The DOD estimates that military families move on average every two to three years. Behrman said friendly, helpful neighbors can provide tremendous assistance for military families when they transition to new communities.

The Behrman family visits Meiji Shrine in Tokyo, Japan. Photo taken in March 2023.
The Behrman family visits Meiji Shrine in Tokyo, Japan. Photo taken in March 2023.

“Moving is stressful. You need to find new doctors, new schools, new groceries stores, new friends, everything new; it’s a hard re-start almost every time. Some of the best ways to help a military family relocating to your area is offer recommendations. Local knowledge is more reliable than online reviews,” Behrman said.

Although managing a busy household alone can be challenging, Behrman said she enjoys many facets of life as a military family. “I’m always looking forward to the next adventure,” she said.

The Behrmans hope to remain in Pittsburgh for an extended period. Rob is scheduled to rejoin his family in July as an Army War College Fellow at Carnegie Mellon University, the couple’s alma mater where they met playing pickup soccer as students.

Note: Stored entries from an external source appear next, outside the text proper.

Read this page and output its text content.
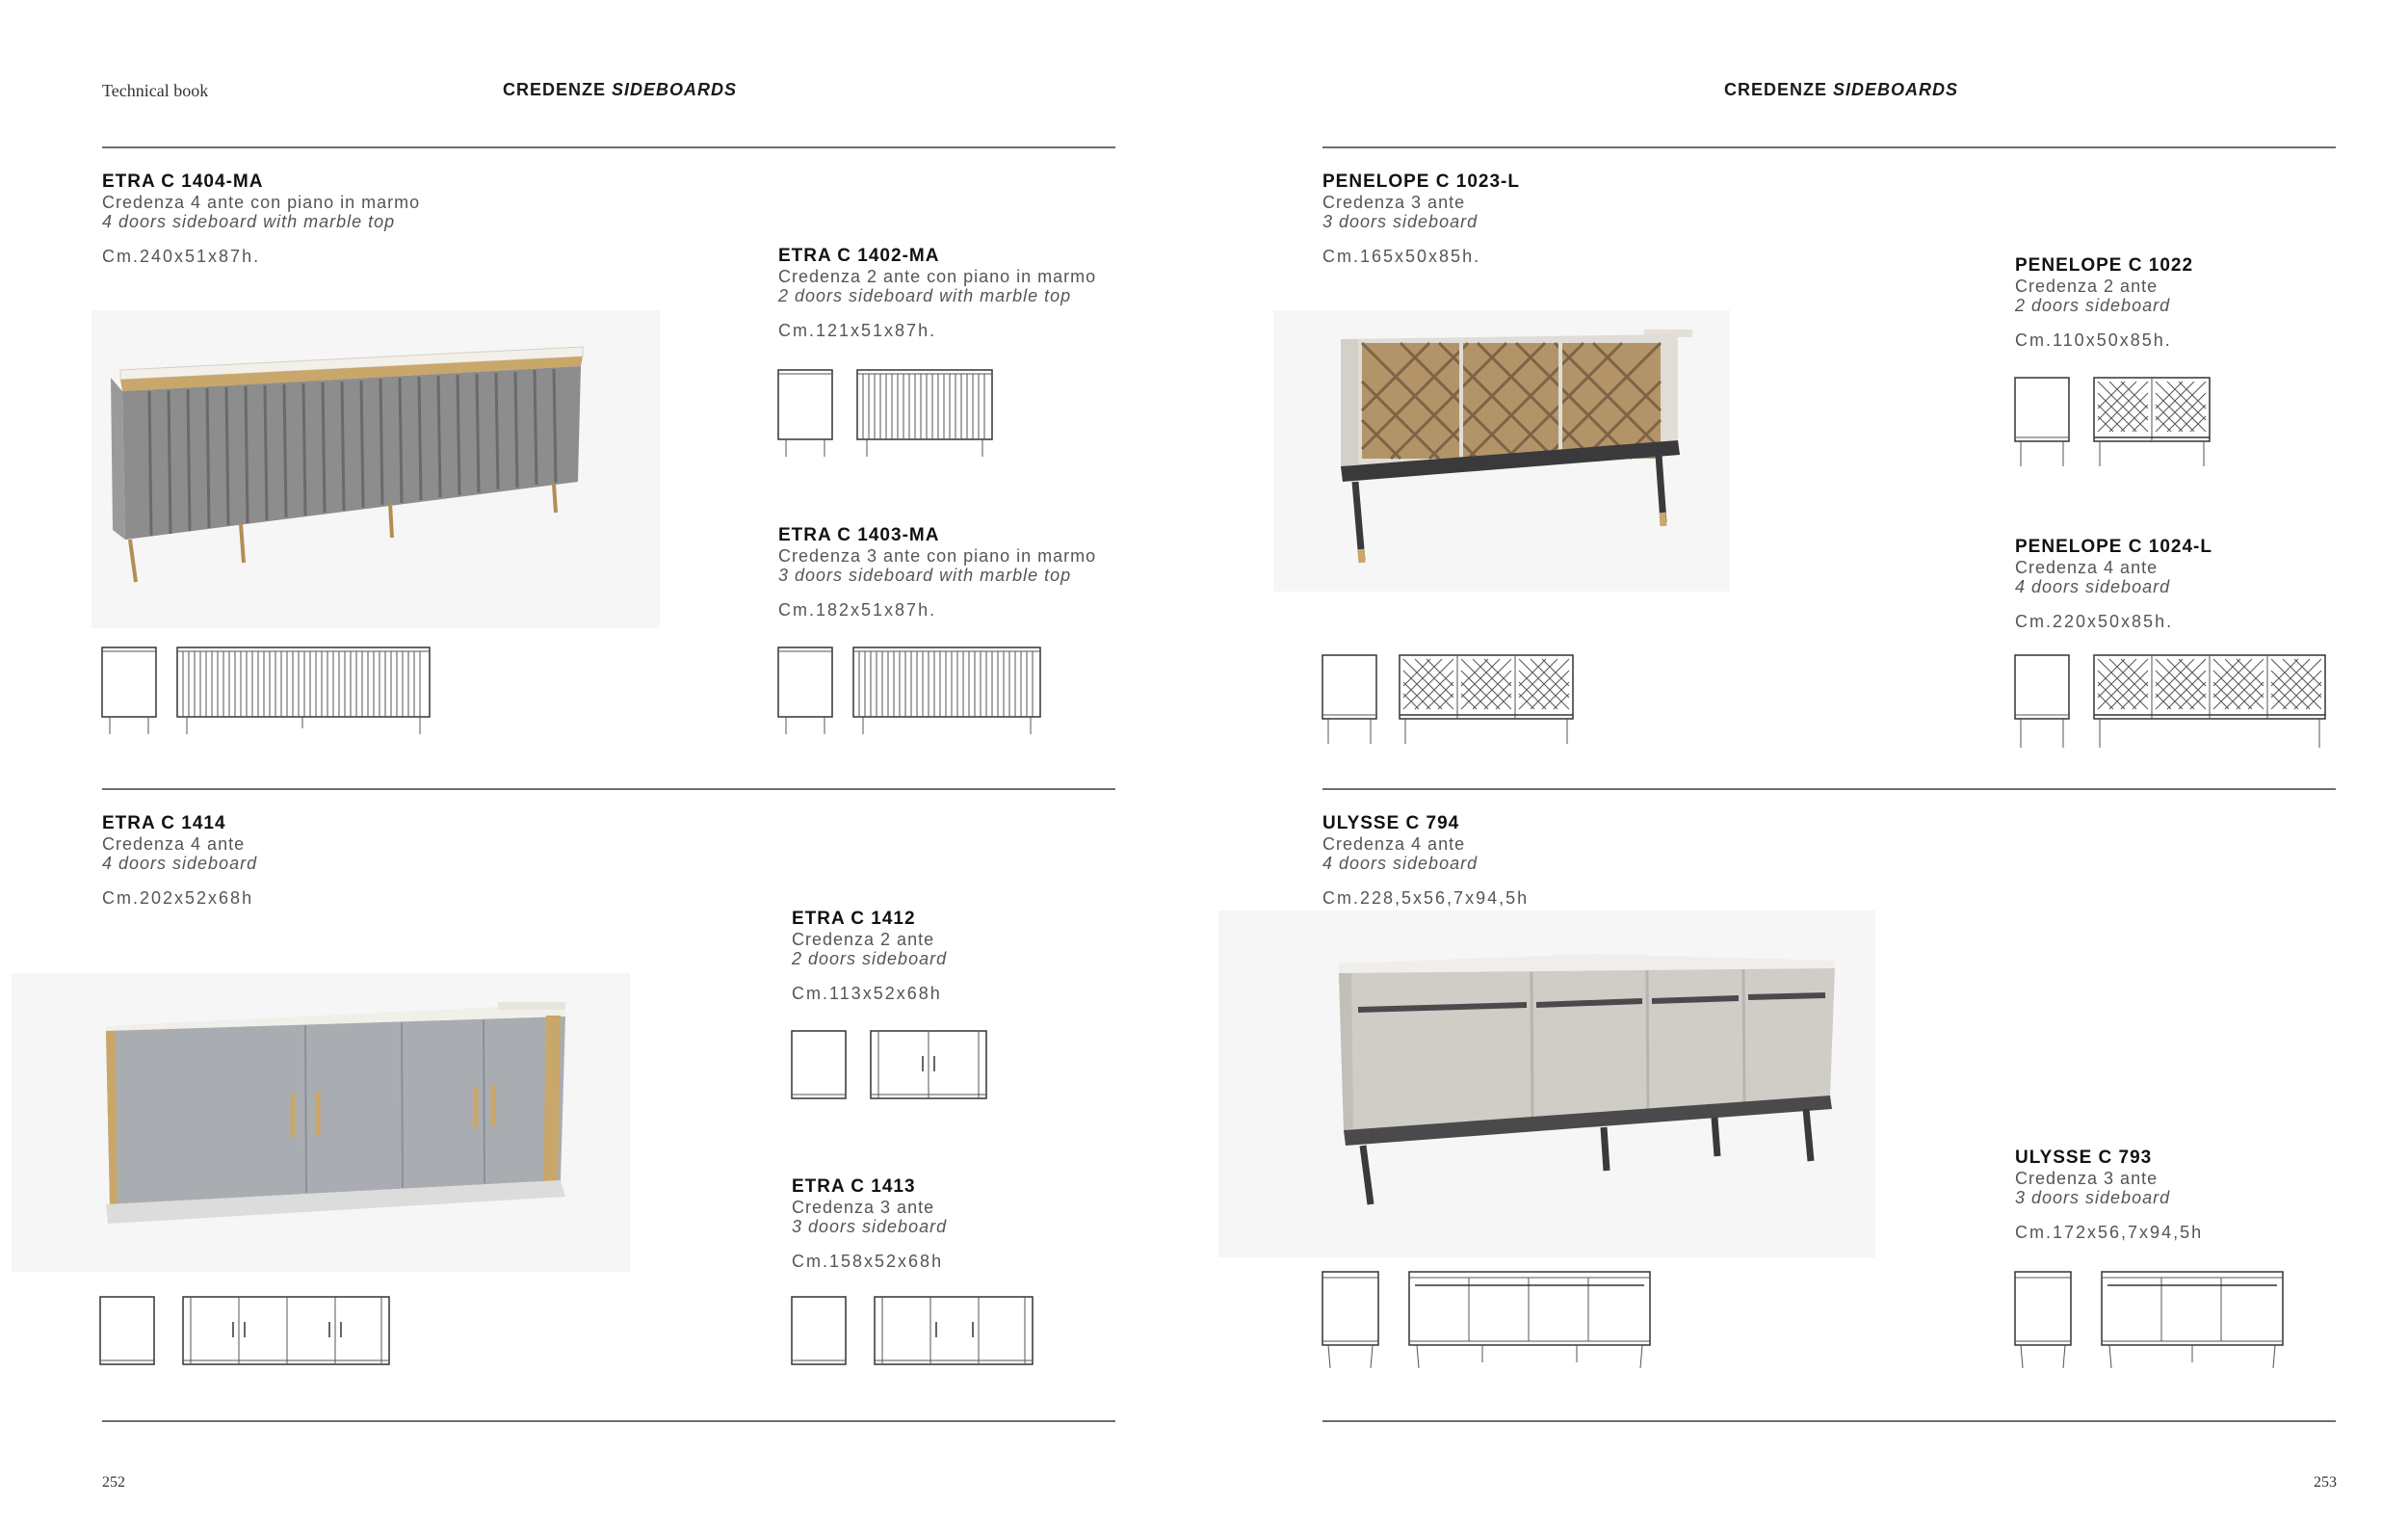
Technical book	CREDENZE SIDEBOARDS	CREDENZE SIDEBOARDS
ETRA C 1404-MA
Credenza 4 ante con piano in marmo
4 doors sideboard with marble top
Cm.240x51x87h.	ETRA C 1402-MA
Credenza 2 ante con piano in marmo
2 doors sideboard with marble top
Cm.121x51x87h.
ETRA C 1403-MA
Credenza 3 ante con piano in marmo
3 doors sideboard with marble top
Cm.182x51x87h.
ETRA C 1414
Credenza 4 ante
4 doors sideboard
Cm.202x52x68h
ETRA C 1412
Credenza 2 ante
2 doors sideboard
Cm.113x52x68h
ETRA C 1413
Credenza 3 ante
3 doors sideboard
Cm.158x52x68h
PENELOPE C 1023-L
Credenza 3 ante
3 doors sideboard
Cm.165x50x85h.	PENELOPE C 1022
Credenza 2 ante
2 doors sideboard
Cm.110x50x85h.
PENELOPE C 1024-L
Credenza 4 ante
4 doors sideboard
Cm.220x50x85h.
ULYSSE C 794
Credenza 4 ante
4 doors sideboard
Cm.228,5x56,7x94,5h
ULYSSE C 793
Credenza 3 ante
3 doors sideboard
Cm.172x56,7x94,5h
252	253
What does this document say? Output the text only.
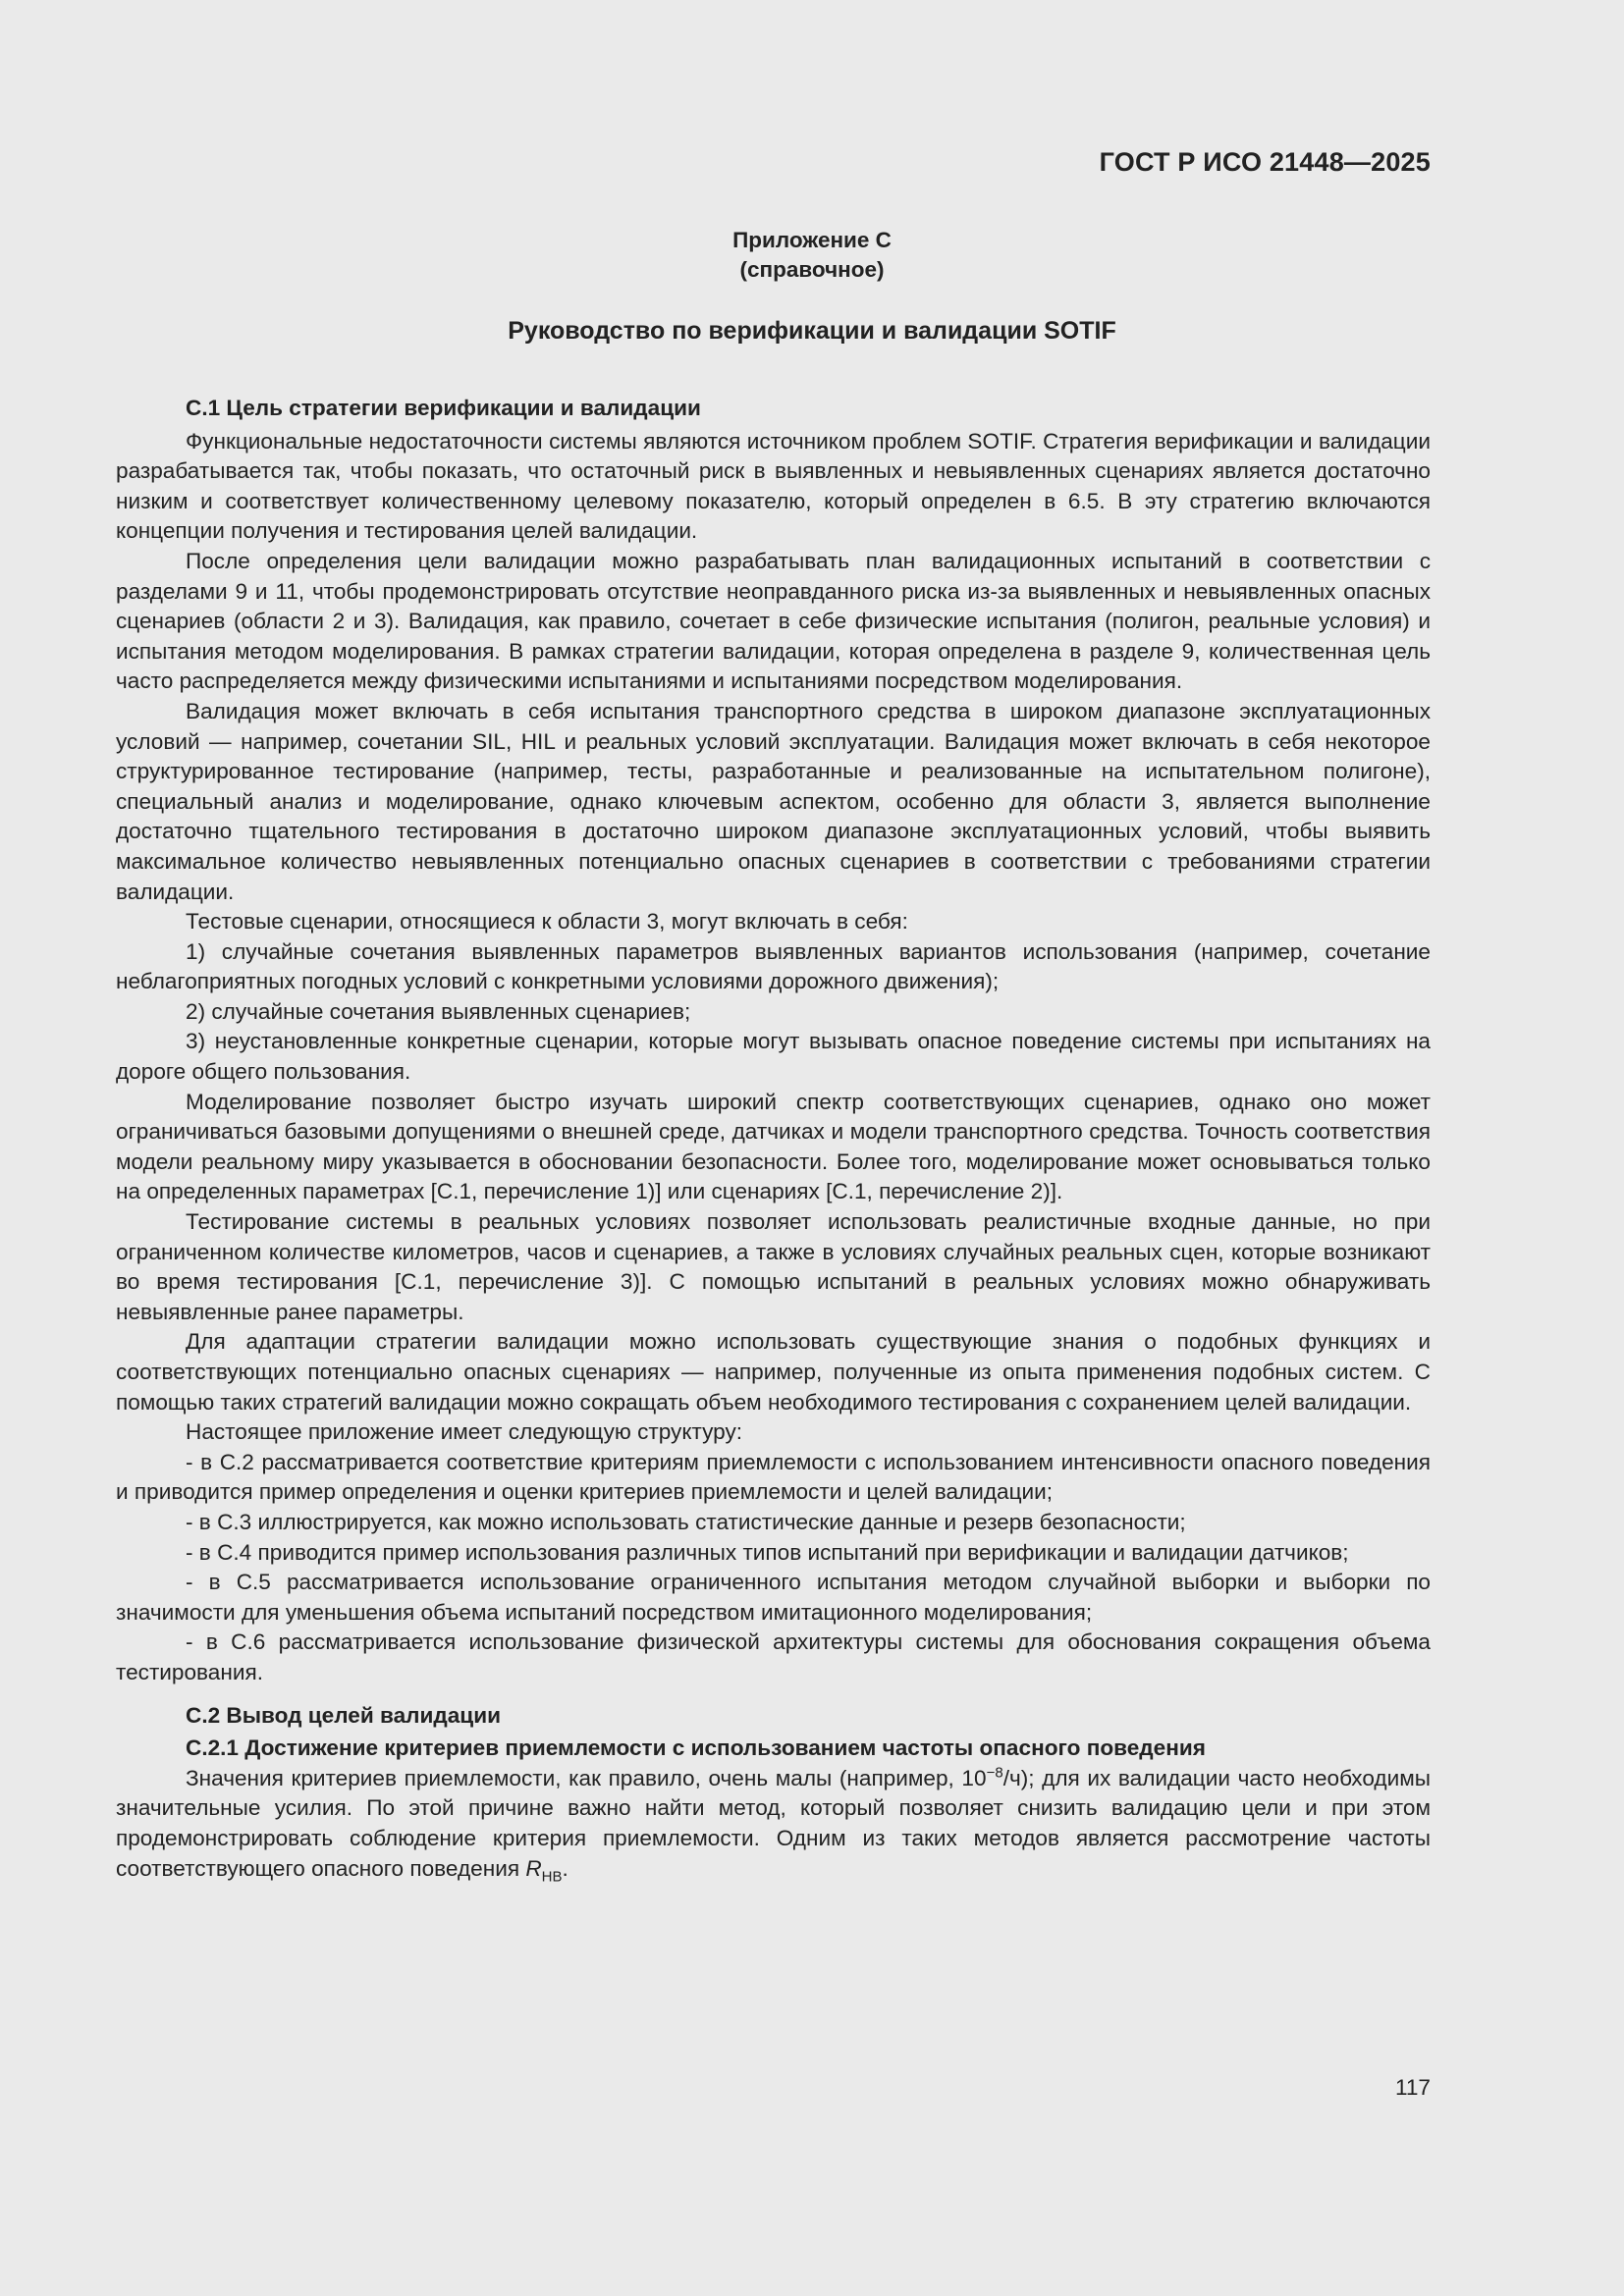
ГОСТ Р ИСО 21448—2025
Приложение С
(справочное)
Руководство по верификации и валидации SOTIF
С.1 Цель стратегии верификации и валидации

Функциональные недостаточности системы являются источником проблем SOTIF. Стратегия верификации и валидации разрабатывается так, чтобы показать, что остаточный риск в выявленных и невыявленных сценариях является достаточно низким и соответствует количественному целевому показателю, который определен в 6.5. В эту стратегию включаются концепции получения и тестирования целей валидации.

После определения цели валидации можно разрабатывать план валидационных испытаний в соответствии с разделами 9 и 11, чтобы продемонстрировать отсутствие неоправданного риска из-за выявленных и невыявленных опасных сценариев (области 2 и 3). Валидация, как правило, сочетает в себе физические испытания (полигон, реальные условия) и испытания методом моделирования. В рамках стратегии валидации, которая определена в разделе 9, количественная цель часто распределяется между физическими испытаниями и испытаниями посредством моделирования.

Валидация может включать в себя испытания транспортного средства в широком диапазоне эксплуатационных условий — например, сочетании SIL, HIL и реальных условий эксплуатации. Валидация может включать в себя некоторое структурированное тестирование (например, тесты, разработанные и реализованные на испытательном полигоне), специальный анализ и моделирование, однако ключевым аспектом, особенно для области 3, является выполнение достаточно тщательного тестирования в достаточно широком диапазоне эксплуатационных условий, чтобы выявить максимальное количество невыявленных потенциально опасных сценариев в соответствии с требованиями стратегии валидации.

Тестовые сценарии, относящиеся к области 3, могут включать в себя:

1) случайные сочетания выявленных параметров выявленных вариантов использования (например, сочетание неблагоприятных погодных условий с конкретными условиями дорожного движения);

2) случайные сочетания выявленных сценариев;

3) неустановленные конкретные сценарии, которые могут вызывать опасное поведение системы при испытаниях на дороге общего пользования.

Моделирование позволяет быстро изучать широкий спектр соответствующих сценариев, однако оно может ограничиваться базовыми допущениями о внешней среде, датчиках и модели транспортного средства. Точность соответствия модели реальному миру указывается в обосновании безопасности. Более того, моделирование может основываться только на определенных параметрах [С.1, перечисление 1)] или сценариях [С.1, перечисление 2)].

Тестирование системы в реальных условиях позволяет использовать реалистичные входные данные, но при ограниченном количестве километров, часов и сценариев, а также в условиях случайных реальных сцен, которые возникают во время тестирования [С.1, перечисление 3)]. С помощью испытаний в реальных условиях можно обнаруживать невыявленные ранее параметры.

Для адаптации стратегии валидации можно использовать существующие знания о подобных функциях и соответствующих потенциально опасных сценариях — например, полученные из опыта применения подобных систем. С помощью таких стратегий валидации можно сокращать объем необходимого тестирования с сохранением целей валидации.

Настоящее приложение имеет следующую структуру:

- в С.2 рассматривается соответствие критериям приемлемости с использованием интенсивности опасного поведения и приводится пример определения и оценки критериев приемлемости и целей валидации;

- в С.3 иллюстрируется, как можно использовать статистические данные и резерв безопасности;

- в С.4 приводится пример использования различных типов испытаний при верификации и валидации датчиков;

- в С.5 рассматривается использование ограниченного испытания методом случайной выборки и выборки по значимости для уменьшения объема испытаний посредством имитационного моделирования;

- в С.6 рассматривается использование физической архитектуры системы для обоснования сокращения объема тестирования.

С.2 Вывод целей валидации
С.2.1 Достижение критериев приемлемости с использованием частоты опасного поведения

Значения критериев приемлемости, как правило, очень малы (например, $10^{-8}/ч$); для их валидации часто необходимы значительные усилия. По этой причине важно найти метод, который позволяет снизить валидацию цели и при этом продемонстрировать соблюдение критерия приемлемости. Одним из таких методов является рассмотрение частоты соответствующего опасного поведения $R_{HB}$.

117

NETL is a U.S. Department of Energy national laboratory that drives innovation and delivers solutions for an environmentally sustainable and prosperous energy future. By using its world-class talent and research facilities, NETL is ensuring affordable, abundant and reliable energy that drives a robust economy and national security, while developing technologies to manage carbon across the full life cycle, enabling environmental sustainability for all Americans.